In the second year of my coursework with the High Tech High Graduate School of Education, I am researching the process of lesson study and how I can use that tool to enact change in my own classroom. Through this process, I have engaged in scholarly research around a variety of topics that relate to research objectives I have created with a small team of other STEM educators. Below are the collected research works I have created for the first cycle of this work, completed in the fall of 2023.
HTH Graduate School Year 2, Cycle 1:
Written Research Course Work
Are communal notes an effective strategy for uplifting all types of learners and helping them engage with mathematical tasks?
My lesson study group and I began researching strategies for increasing collaboration in our math classrooms. Each of us recognized the benefits for math learners to engage in discussion of new ideas and to collaborate to solve problems. Through researching a process for taking communal notes and through discussions with a veteran teacher in my field, I came to the conclusion that this strategy did not appear to be one that would lead us to the collaborative goals that we sought.
How are early childhood math education strategies applicable in a high school classroom? How can technology be appropriately implemented to further those strategies?
My research team and I agreed that we needed to find an approach that helped increase curiosity by better offering open-ended questions and tasks that encouraged students to dig deeper into our rich mathematical ideas. We read a case study of an early childhood math classroom's approach to this and looked for ways to connect this to our own practice. I researched several articles that focused on using technology to help foster student curiosity, and I believe that effectively using specific technological tools can increase student's engagement by removing barriers to learning and helping them improve their perception of their own mathematical abilities.
In addition to the texts read for the prior two works, I have read a number of other resources to increase my understanding of lesson study and to guide my practice this year in graduate school. I have created this annotated bibliography where I summarize the key points for each of these texts and, where appropriate, relate them to my lesson study group's research goal.
Impact on Lesson Study
When my lesson study group was first formed, we were quickly able to pinpoint that the area all of us wanted to impact was student engagement. But what does that really look like, and how does it differ in each of our classrooms? Researching this has allowed us to pursue different ideas and see what that impact could be. We began by thinking about note-taking strategies, because as a group we mostly teach upper-level high school students at college preparatory schools. Being able to effectively take and utilize notes is a vital strategy for success in rigorous college environments. This idea drove both our text selection and our writing for the first research assignment, the Read - Ask - Reflect.

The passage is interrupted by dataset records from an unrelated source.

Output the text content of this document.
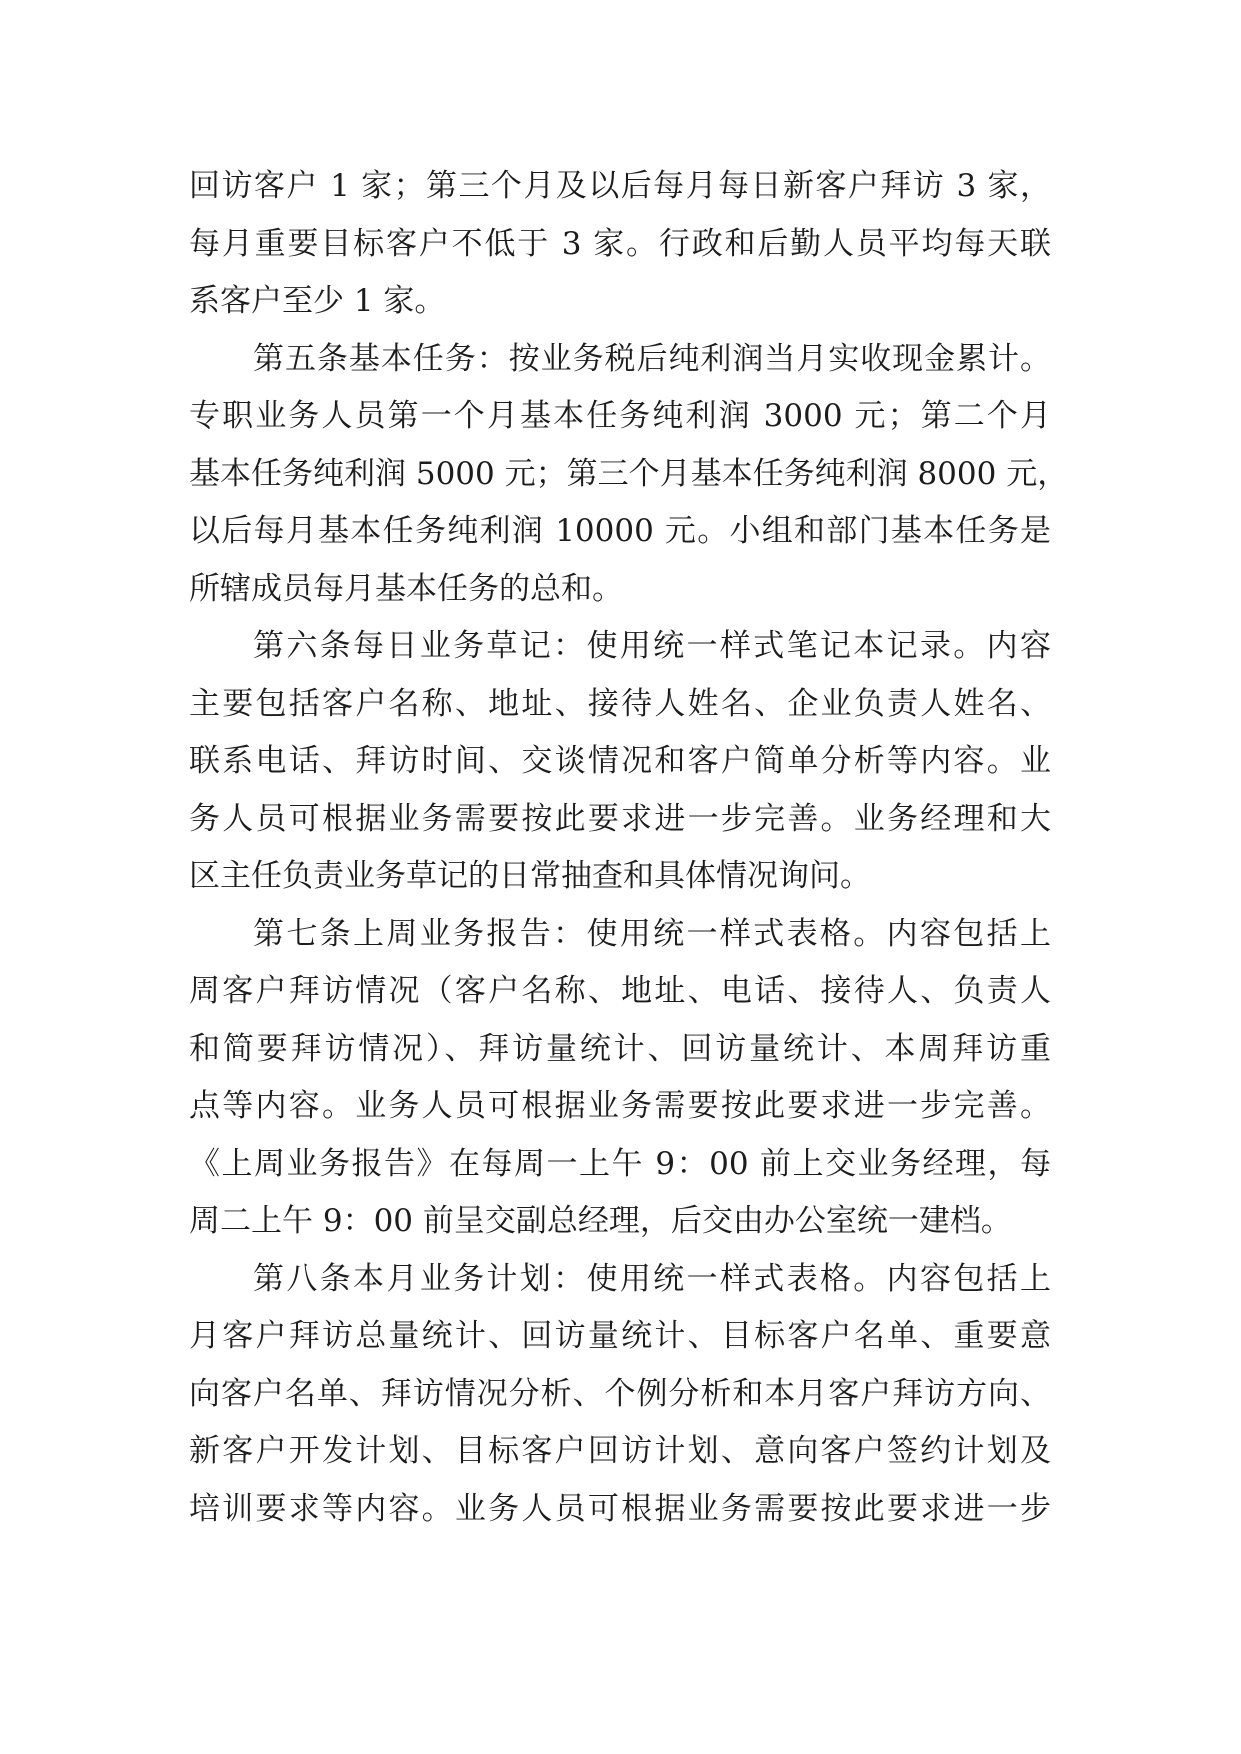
回访客户 1 家；第三个月及以后每月每日新客户拜访 3 家，
每月重要目标客户不低于 3 家。行政和后勤人员平均每天联
系客户至少 1 家。
第五条基本任务：按业务税后纯利润当月实收现金累计。
专职业务人员第一个月基本任务纯利润 3000 元；第二个月
基本任务纯利润 5000 元；第三个月基本任务纯利润 8000 元，
以后每月基本任务纯利润 10000 元。小组和部门基本任务是
所辖成员每月基本任务的总和。
第六条每日业务草记：使用统一样式笔记本记录。内容
主要包括客户名称、地址、接待人姓名、企业负责人姓名、
联系电话、拜访时间、交谈情况和客户简单分析等内容。业
务人员可根据业务需要按此要求进一步完善。业务经理和大
区主任负责业务草记的日常抽查和具体情况询问。
第七条上周业务报告：使用统一样式表格。内容包括上
周客户拜访情况（客户名称、地址、电话、接待人、负责人
和简要拜访情况）、拜访量统计、回访量统计、本周拜访重
点等内容。业务人员可根据业务需要按此要求进一步完善。
《上周业务报告》在每周一上午 9：00 前上交业务经理，每
周二上午 9：00 前呈交副总经理，后交由办公室统一建档。
第八条本月业务计划：使用统一样式表格。内容包括上
月客户拜访总量统计、回访量统计、目标客户名单、重要意
向客户名单、拜访情况分析、个例分析和本月客户拜访方向、
新客户开发计划、目标客户回访计划、意向客户签约计划及
培训要求等内容。业务人员可根据业务需要按此要求进一步
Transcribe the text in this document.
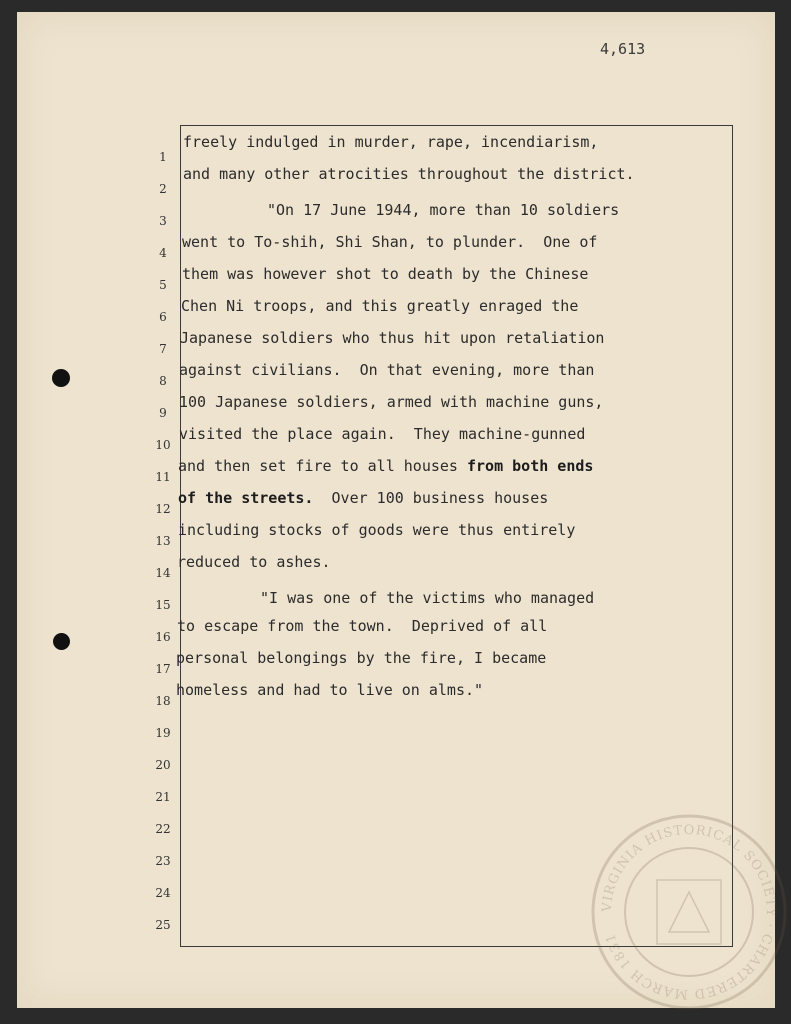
4,613
1
2
3
4
5
6
7
8
9
10
11
12
13
14
15
16
17
18
19
20
21
22
23
24
25
freely indulged in murder, rape, incendiarism,
and many other atrocities throughout the district.
"On 17 June 1944, more than 10 soldiers
went to To-shih, Shi Shan, to plunder.  One of
them was however shot to death by the Chinese
Chen Ni troops, and this greatly enraged the
Japanese soldiers who thus hit upon retaliation
against civilians.  On that evening, more than
100 Japanese soldiers, armed with machine guns,
visited the place again.  They machine-gunned
and then set fire to all houses from both ends
of the streets.  Over 100 business houses
including stocks of goods were thus entirely
reduced to ashes.
"I was one of the victims who managed
to escape from the town.  Deprived of all
personal belongings by the fire, I became
homeless and had to live on alms."
VIRGINIA HISTORICAL SOCIETY · CHARTERED MARCH 1831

However, we found that this approach felt too narrow for our classrooms and after consulting with an industry veteran (Teacher on Special Assignment at the SD Department of Education), we were able to adjust our research goal from being specific to something a bit broader that allowed us more ways to measure any changes we might implement. We shifted the focus of our research to a more broad them, how do we foster a community that is curious about topics and collaborative with one another?
As we adjusted our research goal, this impacted what we researched as useful ideas for the second writing assignment, the Read 1- Read 2 - Reflect. As high school educators, we lamented that often it seems that the curiosity that drives so many young learners is lessened by the time they reach high school. We turned to early education strategies to look for ideas that could help us drive curiosity in our own upper level classrooms. Focusing on curiosity pushed our research team to think differently about how we would implement a lesson that addressed this. I also researched an article on appropriately using technology to increase student motivation, and ultimately we decided on a technological approach to address our research theme.
The research work that my lesson team did directly impacted our theme (which changed along the way), our idea testing (detailed in depth in Cycle 1: Lesson Study), and ultimately the impact we were able to make on student outcomes and thinking. Our focus on curiosity, collaboration, and technology ultimately led us to execute a lesson for our lesson study that had students using a tailored Desmos activity to learn about higher order polynomials and work together with a partner to explore new ideas and ask questions to each other.